That statement is true indeed - No matter what time and age controlled economy has resulted in chatastrophies, slaughters and utter failures.
From Times Online
When I consider the question of whether the free market corrodes moral character, I am forced to think very carefully. It is clear that the ferocious competition of interests and passions, the mad rule of money, and materialism as the measure of all things – in short, the free market, released from all rules and governed only by the greed of the most powerful – fatally corrodes our souls. This is what the great Aleksandr Solzhenitsyn thought at the end of his life.
This view was shared by the family of French thinkers of the 1930s called the “nonconformists”, which included Charles Péguy and a few others. They saw commodity exchange as a source of depersonalisation. It was also the thesis of an entire group of Christian (or simply spiritualist) thinkers who saw in the idea of the “free market” the death of moral values and the end of man’s faith and aspiration to the absolute.
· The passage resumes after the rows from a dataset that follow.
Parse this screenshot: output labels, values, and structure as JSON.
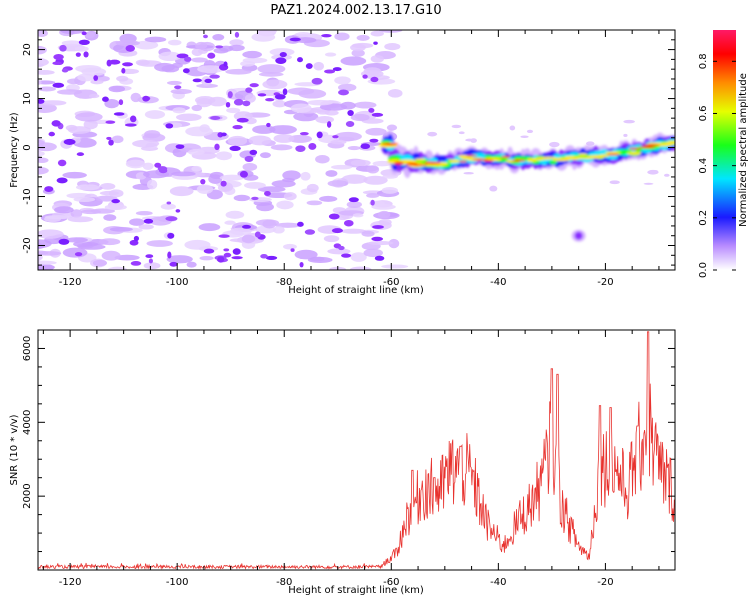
{
  "title": "PAZ1.2024.002.13.17.G10",
  "chart_data": [
    {
      "type": "heatmap",
      "title": "PAZ1.2024.002.13.17.G10",
      "xlabel": "Height of straight line (km)",
      "ylabel": "Frequency (Hz)",
      "xlim": [
        -126,
        -7
      ],
      "ylim": [
        -25,
        24
      ],
      "xticks": [
        -120,
        -100,
        -80,
        -60,
        -40,
        -20
      ],
      "yticks": [
        -20,
        -10,
        0,
        10,
        20
      ],
      "xtick_labels": [
        "-120",
        "-100",
        "-80",
        "-60",
        "-40",
        "-20"
      ],
      "ytick_labels": [
        "-20",
        "-10",
        "0",
        "10",
        "20"
      ],
      "colorbar": {
        "label": "Normalized spectral amplitude",
        "range": [
          0,
          0.92
        ],
        "ticks": [
          0.0,
          0.2,
          0.4,
          0.6,
          0.8
        ],
        "tick_labels": [
          "0.0",
          "0.2",
          "0.4",
          "0.6",
          "0.8"
        ]
      },
      "noise_region": {
        "x": [
          -126,
          -60
        ],
        "y": [
          -25,
          24
        ],
        "amplitude_max": 0.1
      },
      "signal_track": [
        {
          "x": -60,
          "y": -2.5
        },
        {
          "x": -55,
          "y": -3.0
        },
        {
          "x": -50,
          "y": -3.2
        },
        {
          "x": -45,
          "y": -2.0
        },
        {
          "x": -40,
          "y": -2.4
        },
        {
          "x": -35,
          "y": -2.6
        },
        {
          "x": -30,
          "y": -2.5
        },
        {
          "x": -25,
          "y": -1.8
        },
        {
          "x": -20,
          "y": -1.6
        },
        {
          "x": -15,
          "y": -0.8
        },
        {
          "x": -10,
          "y": 0.5
        },
        {
          "x": -7,
          "y": 0.8
        }
      ],
      "spots": [
        {
          "x": -25,
          "y": -18
        }
      ]
    },
    {
      "type": "line",
      "xlabel": "Height of straight line (km)",
      "ylabel": "SNR (10 * v/v)",
      "xlim": [
        -126,
        -7
      ],
      "ylim": [
        0,
        6500
      ],
      "xticks": [
        -120,
        -100,
        -80,
        -60,
        -40,
        -20
      ],
      "yticks": [
        2000,
        4000,
        6000
      ],
      "xtick_labels": [
        "-120",
        "-100",
        "-80",
        "-60",
        "-40",
        "-20"
      ],
      "ytick_labels": [
        "2000",
        "4000",
        "6000"
      ],
      "color": "#e8322e",
      "envelope": [
        {
          "x": -126,
          "y": 60
        },
        {
          "x": -62,
          "y": 100
        },
        {
          "x": -59,
          "y": 500
        },
        {
          "x": -57,
          "y": 1600
        },
        {
          "x": -54,
          "y": 2400
        },
        {
          "x": -51,
          "y": 2300
        },
        {
          "x": -49,
          "y": 2900
        },
        {
          "x": -47,
          "y": 3050
        },
        {
          "x": -45,
          "y": 2700
        },
        {
          "x": -42,
          "y": 1300
        },
        {
          "x": -39,
          "y": 700
        },
        {
          "x": -36,
          "y": 1500
        },
        {
          "x": -34,
          "y": 1900
        },
        {
          "x": -32,
          "y": 2500
        },
        {
          "x": -30,
          "y": 3800
        },
        {
          "x": -28,
          "y": 1800
        },
        {
          "x": -25,
          "y": 700
        },
        {
          "x": -23,
          "y": 400
        },
        {
          "x": -21,
          "y": 3100
        },
        {
          "x": -18,
          "y": 3000
        },
        {
          "x": -16,
          "y": 2300
        },
        {
          "x": -14,
          "y": 3400
        },
        {
          "x": -12,
          "y": 4300
        },
        {
          "x": -10,
          "y": 3000
        },
        {
          "x": -8,
          "y": 2500
        },
        {
          "x": -7,
          "y": 2200
        }
      ],
      "peaks": [
        {
          "x": -56,
          "y": 2700
        },
        {
          "x": -52,
          "y": 2500
        },
        {
          "x": -47,
          "y": 3350
        },
        {
          "x": -30,
          "y": 5450
        },
        {
          "x": -29,
          "y": 5300
        },
        {
          "x": -21,
          "y": 4450
        },
        {
          "x": -19,
          "y": 4400
        },
        {
          "x": -12,
          "y": 6450
        },
        {
          "x": -14,
          "y": 3900
        }
      ]
    }
  ]
}
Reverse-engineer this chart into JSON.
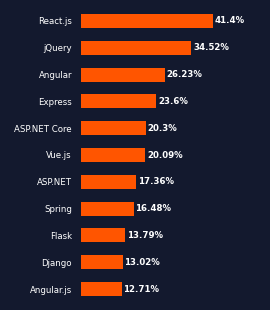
{
  "frameworks": [
    "React.js",
    "jQuery",
    "Angular",
    "Express",
    "ASP.NET Core",
    "Vue.js",
    "ASP.NET",
    "Spring",
    "Flask",
    "Django",
    "Angular.js"
  ],
  "values": [
    41.4,
    34.52,
    26.23,
    23.6,
    20.3,
    20.09,
    17.36,
    16.48,
    13.79,
    13.02,
    12.71
  ],
  "labels": [
    "41.4%",
    "34.52%",
    "26.23%",
    "23.6%",
    "20.3%",
    "20.09%",
    "17.36%",
    "16.48%",
    "13.79%",
    "13.02%",
    "12.71%"
  ],
  "bar_color": "#FF5500",
  "background_color": "#13192e",
  "text_color": "#ffffff",
  "bar_height": 0.52,
  "xlim_max": 55,
  "label_fontsize": 6.2,
  "value_fontsize": 6.2
}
It was also – and this should put us on alert – one of the main themes of fascism and one of the reasons the masses were seduced by it. “Stop materialism!” it was proclaimed. “Put an end to destructive individualism and the social atomisation against which fascism presents its good, safe, organic and natural communities!”
In short, watch out for the rule of “generalised equivalence” among human values (another term for the “market”), which the fascisms of every age have found anathema.
Well, the problem is actually more complicated than it seems. We cannot – we must not – declare, as if it were a definitive truth, that the market simply and only corrupts. Three corollaries must be added to this seemingly obvious common-sense contention. First, if the market corrupts, the various negations of the market corrupt absolutely. Look at fascism. And look at that other hatred of the market that preceded and followed it: communism. I doubt that anyone would posit communism as the fulfilment of character and soul for its victims or agents.
Second, if these corruptions must be ranked, it is patently obvious that the communist or the fascist corruption through the negation of the market is significantly deeper, deadlier and more irreparable than the first. That was obvious for fascism from the start and it eventually became obvious for communism too. I think back to the long journey I made through central and eastern Europe just after the fall of the Berlin Wall. I can still hear my Czech, Polish, Bulgarian, Hungarian and East German friends explaining to me that the communist era, those long decades in a society not at all governed by the rules of the market, had caused them, in their hearts and souls, to develop a certain number of vices, even defects – and that they themselves did not know how long it would take to get rid of them.
Consider, for example, the habit of acting irresponsibly – that is, the inability to take risks, even to make decisions. I vividly recall an East German engineer who seemed perfectly normal, a democrat in her soul and a dissident for years, but who burst into tears the day I asked her to lay out the itinerary for the day we would be spending together. “They taught me not to decide,” she said, between sobs. “It is like an amputation, an excision, as if they physically came in and corroded a section of my brain.” Imagine a deep selfishness with neither nuance nor recourse, much more radical than the self-interest of market societies. From the viewpoint of those who survived, that is the true balance sheet of communism. These are the proofs of corruption, of a corrosion of character, brought about by the actual absence of a free market.
Finally, a third corollary: because the free market develops the qualities of taking initiative and making decisions, because it places individuals into relationships with each other, because it is a regime that makes sense only if its subjects relate to one another, the free market remains a factor promoting socialisation, a means of connecting human beings, even of creating fraternity or, in any case, mutual recognition. Hence, it is the opposite of corruption. We should read Emmanuel Levinas on the question of money. He argued that, far from isolating and atomising individuals, money is, in fact, the medium of their interchange. And so it is necessary to conclude that there are good uses for the market, since it is one of the means that human beings have found to resist the all-out war of everyone against everyone else, diagnosed first by Hobbes and then by Freud.
Does the free market corrode moral character? Well, undoubtedly no. It even reinforces our moral defences, giving us the capacity to say no and to disagree. Naturally, this is on the condition that we willingly submit to the rules and refuse the temptation of the jungle and of untamed capitalism. The market, to borrow Winston Churchill’s famous phrase about democracy, is the worst solution, except for all the others.